The energy levels the electron can occupy in the He+ ion can be calculated using the energy level equation. Calculate the frequency (Hz) of the photon emitted when the electron goes from a n= 4.00 energy level to a n= 3 energy level. Express answer in scientific notation.

1/wavelength = 2.180E-18*Z^2*(1/3^2-1/4^2)

Z for He is 2 so Z^2 = 4.
Find wavelength, then c = frequency x wavelength to convert to frequency.

do the (*) mean multiple..or are you using them to separate the numbers??

* means multiply.

To calculate the frequency of the photon emitted when the electron goes from a higher energy level to a lower energy level, you can use the Rydberg formula.
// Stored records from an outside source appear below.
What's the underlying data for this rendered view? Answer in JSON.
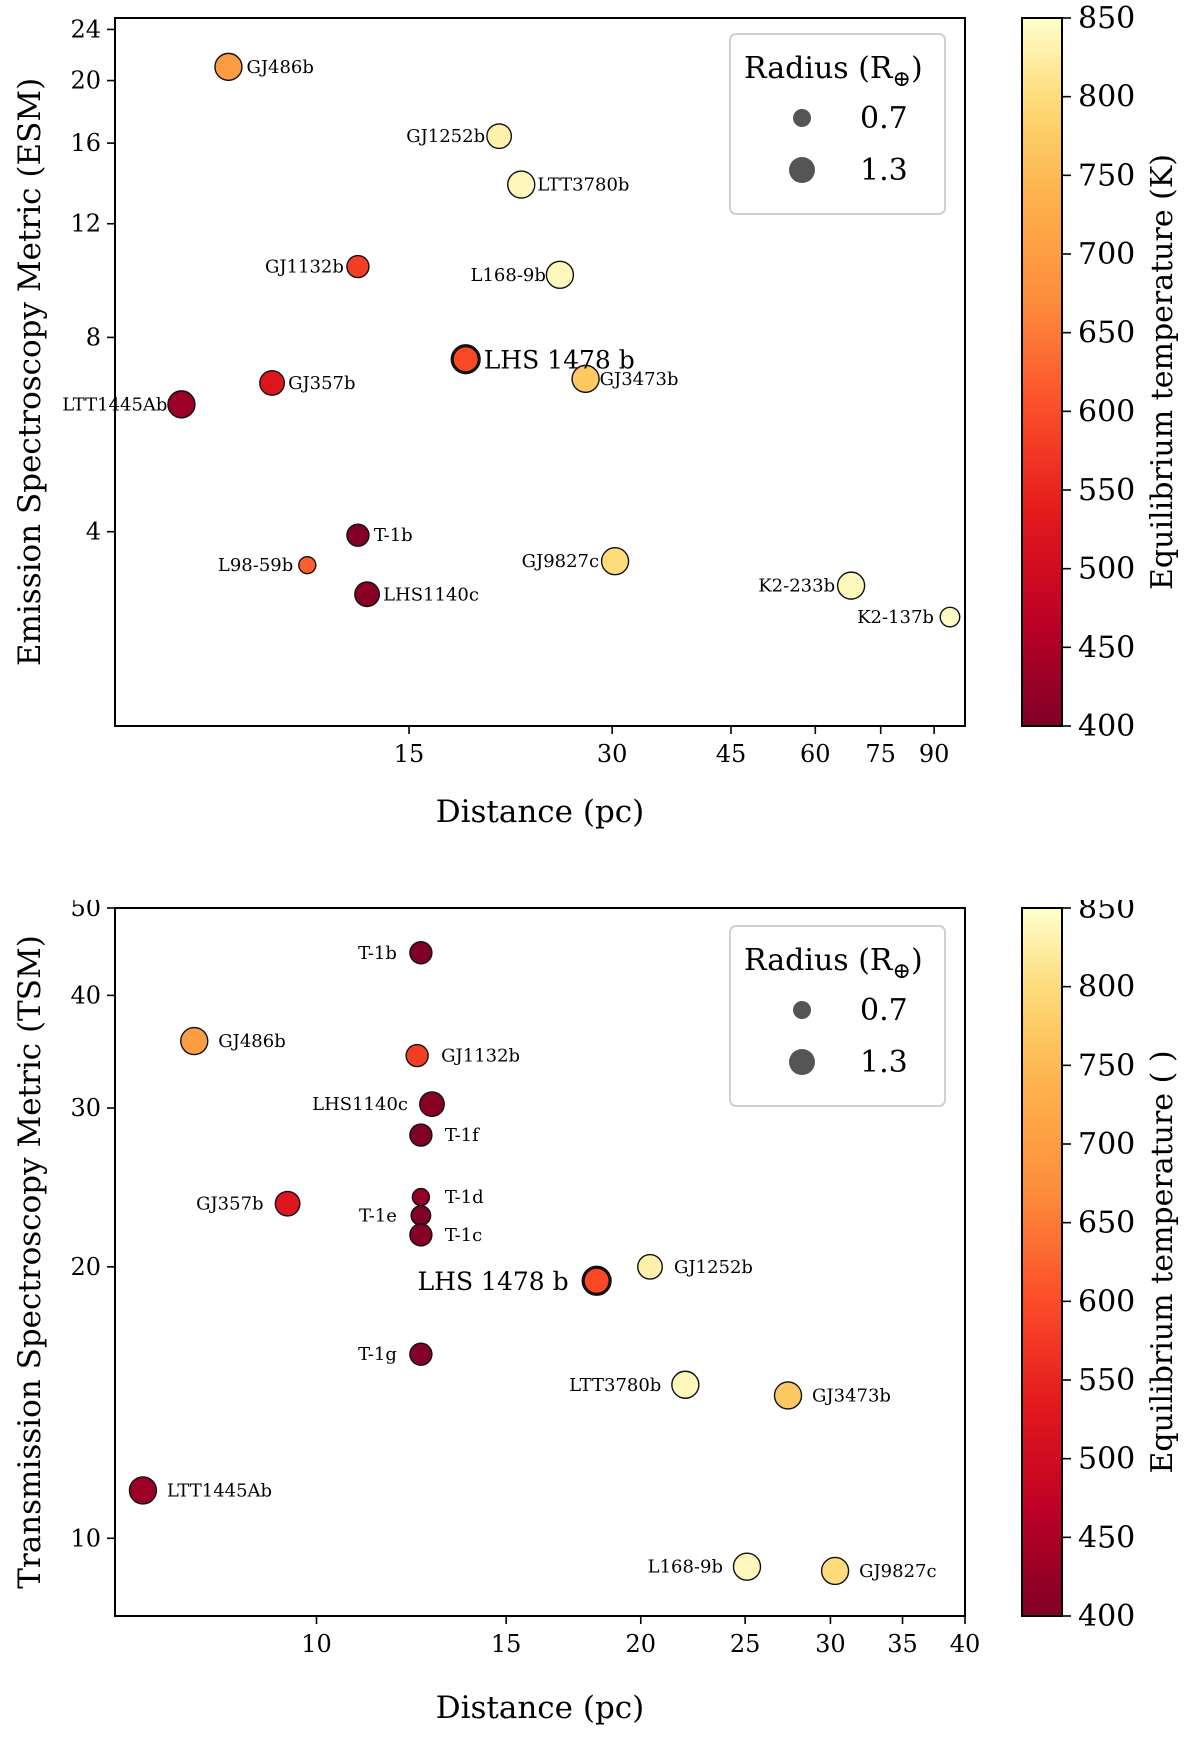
{
  "chart_data": [
    {
      "type": "scatter",
      "id": "esm",
      "xlabel": "Distance (pc)",
      "ylabel": "Emission Spectroscopy Metric (ESM)",
      "xscale": "log",
      "yscale": "log",
      "xlim": [
        5.5,
        100
      ],
      "ylim": [
        2.0,
        25
      ],
      "xticks": [
        15,
        30,
        45,
        60,
        75,
        90
      ],
      "yticks": [
        4,
        8,
        12,
        16,
        20,
        24
      ],
      "points": [
        {
          "name": "GJ486b",
          "x": 8.1,
          "y": 21.0,
          "teq": 700,
          "radius": 1.3
        },
        {
          "name": "GJ1252b",
          "x": 20.4,
          "y": 16.4,
          "teq": 830,
          "radius": 1.2
        },
        {
          "name": "LTT3780b",
          "x": 22.0,
          "y": 13.8,
          "teq": 840,
          "radius": 1.3
        },
        {
          "name": "GJ1132b",
          "x": 12.6,
          "y": 10.3,
          "teq": 580,
          "radius": 1.1
        },
        {
          "name": "L168-9b",
          "x": 25.1,
          "y": 10.0,
          "teq": 840,
          "radius": 1.3
        },
        {
          "name": "LHS 1478 b",
          "x": 18.2,
          "y": 7.4,
          "teq": 595,
          "radius": 1.3,
          "highlight": true
        },
        {
          "name": "GJ357b",
          "x": 9.4,
          "y": 6.8,
          "teq": 525,
          "radius": 1.2
        },
        {
          "name": "GJ3473b",
          "x": 27.4,
          "y": 6.9,
          "teq": 770,
          "radius": 1.3
        },
        {
          "name": "LTT1445Ab",
          "x": 6.9,
          "y": 6.3,
          "teq": 430,
          "radius": 1.3
        },
        {
          "name": "T-1b",
          "x": 12.6,
          "y": 3.95,
          "teq": 400,
          "radius": 1.1
        },
        {
          "name": "L98-59b",
          "x": 10.6,
          "y": 3.55,
          "teq": 620,
          "radius": 0.9
        },
        {
          "name": "GJ9827c",
          "x": 30.3,
          "y": 3.6,
          "teq": 800,
          "radius": 1.3
        },
        {
          "name": "LHS1140c",
          "x": 13.0,
          "y": 3.2,
          "teq": 410,
          "radius": 1.2
        },
        {
          "name": "K2-233b",
          "x": 67.8,
          "y": 3.3,
          "teq": 840,
          "radius": 1.3
        },
        {
          "name": "K2-137b",
          "x": 95.0,
          "y": 2.95,
          "teq": 845,
          "radius": 1.0
        }
      ],
      "legend": {
        "title_main": "Radius (R",
        "title_sym": "⊕",
        "title_end": ")",
        "sizes": [
          "0.7",
          "1.3"
        ],
        "position": "upper-right"
      },
      "colorbar": {
        "label": "Equilibrium temperature (K)",
        "min": 400,
        "max": 850,
        "ticks": [
          400,
          450,
          500,
          550,
          600,
          650,
          700,
          750,
          800,
          850
        ]
      }
    },
    {
      "type": "scatter",
      "id": "tsm",
      "xlabel": "Distance (pc)",
      "ylabel": "Transmission Spectroscopy Metric (TSM)",
      "xscale": "log",
      "yscale": "log",
      "xlim": [
        6.5,
        40
      ],
      "ylim": [
        8.2,
        50
      ],
      "xticks": [
        10,
        15,
        20,
        25,
        30,
        35,
        40
      ],
      "yticks": [
        10,
        20,
        30,
        40,
        50
      ],
      "points": [
        {
          "name": "T-1b",
          "x": 12.5,
          "y": 44.6,
          "teq": 400,
          "radius": 1.1
        },
        {
          "name": "GJ486b",
          "x": 7.7,
          "y": 35.6,
          "teq": 700,
          "radius": 1.3
        },
        {
          "name": "GJ1132b",
          "x": 12.4,
          "y": 34.3,
          "teq": 580,
          "radius": 1.1
        },
        {
          "name": "LHS1140c",
          "x": 12.8,
          "y": 30.3,
          "teq": 410,
          "radius": 1.2
        },
        {
          "name": "T-1f",
          "x": 12.5,
          "y": 28.0,
          "teq": 400,
          "radius": 1.1
        },
        {
          "name": "GJ357b",
          "x": 9.4,
          "y": 23.5,
          "teq": 525,
          "radius": 1.2
        },
        {
          "name": "T-1d",
          "x": 12.5,
          "y": 23.9,
          "teq": 420,
          "radius": 0.9
        },
        {
          "name": "T-1e",
          "x": 12.5,
          "y": 22.8,
          "teq": 400,
          "radius": 1.0
        },
        {
          "name": "T-1c",
          "x": 12.5,
          "y": 21.7,
          "teq": 410,
          "radius": 1.1
        },
        {
          "name": "GJ1252b",
          "x": 20.4,
          "y": 20.0,
          "teq": 830,
          "radius": 1.2
        },
        {
          "name": "LHS 1478 b",
          "x": 18.2,
          "y": 19.3,
          "teq": 595,
          "radius": 1.3,
          "highlight": true
        },
        {
          "name": "T-1g",
          "x": 12.5,
          "y": 16.0,
          "teq": 405,
          "radius": 1.1
        },
        {
          "name": "LTT3780b",
          "x": 22.0,
          "y": 14.8,
          "teq": 840,
          "radius": 1.3
        },
        {
          "name": "GJ3473b",
          "x": 27.4,
          "y": 14.4,
          "teq": 770,
          "radius": 1.3
        },
        {
          "name": "LTT1445Ab",
          "x": 6.9,
          "y": 11.3,
          "teq": 430,
          "radius": 1.3
        },
        {
          "name": "L168-9b",
          "x": 25.1,
          "y": 9.3,
          "teq": 840,
          "radius": 1.3
        },
        {
          "name": "GJ9827c",
          "x": 30.3,
          "y": 9.2,
          "teq": 800,
          "radius": 1.3
        }
      ],
      "legend": {
        "title_main": "Radius (R",
        "title_sym": "⊕",
        "title_end": ")",
        "sizes": [
          "0.7",
          "1.3"
        ],
        "position": "upper-right"
      },
      "colorbar": {
        "label": "Equilibrium temperature ( )",
        "min": 400,
        "max": 850,
        "ticks": [
          400,
          450,
          500,
          550,
          600,
          650,
          700,
          750,
          800,
          850
        ]
      }
    }
  ]
}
The Rydberg formula represents the relationship between the energy levels of an electron in an atom and the frequency of the photon emitted:

1/λ = R * (1/n1^2 - 1/n2^2)

Where λ is the wavelength of the photon, R is the Rydberg constant (approximately 3.29 x 10^15 Hz), n1 is the initial energy level, and n2 is the final energy level.

Given that the initial energy level (n1) is 4.00 and the final energy level (n2) is 3, we can substitute these values into the formula and solve for the wavelength (λ), which can then be converted to frequency (Hz).

1/λ = R * (1/4.00^2 - 1/3^2)
1/λ = R * (1/16 - 1/9)
1/λ = R * (9/144 - 16/144)
1/λ = R * (-7/144)
λ = -144/7R

Now, we will substitute the value of R into the equation:

λ = -144/7 * (3.29 x 10^15 Hz)
λ ≈ -675.17 x 10^13 Hz

Since frequency is the inverse of wavelength, the frequency (f) can be calculated by taking the reciprocal of the wavelength:

f = 1/λ ≈ -1.481 x 10^-14 Hz

Therefore, the frequency of the photon emitted when the electron goes from n=4.00 to n=3 in the He+ ion is approximately -1.481 x 10^-14 Hz, expressed in scientific notation.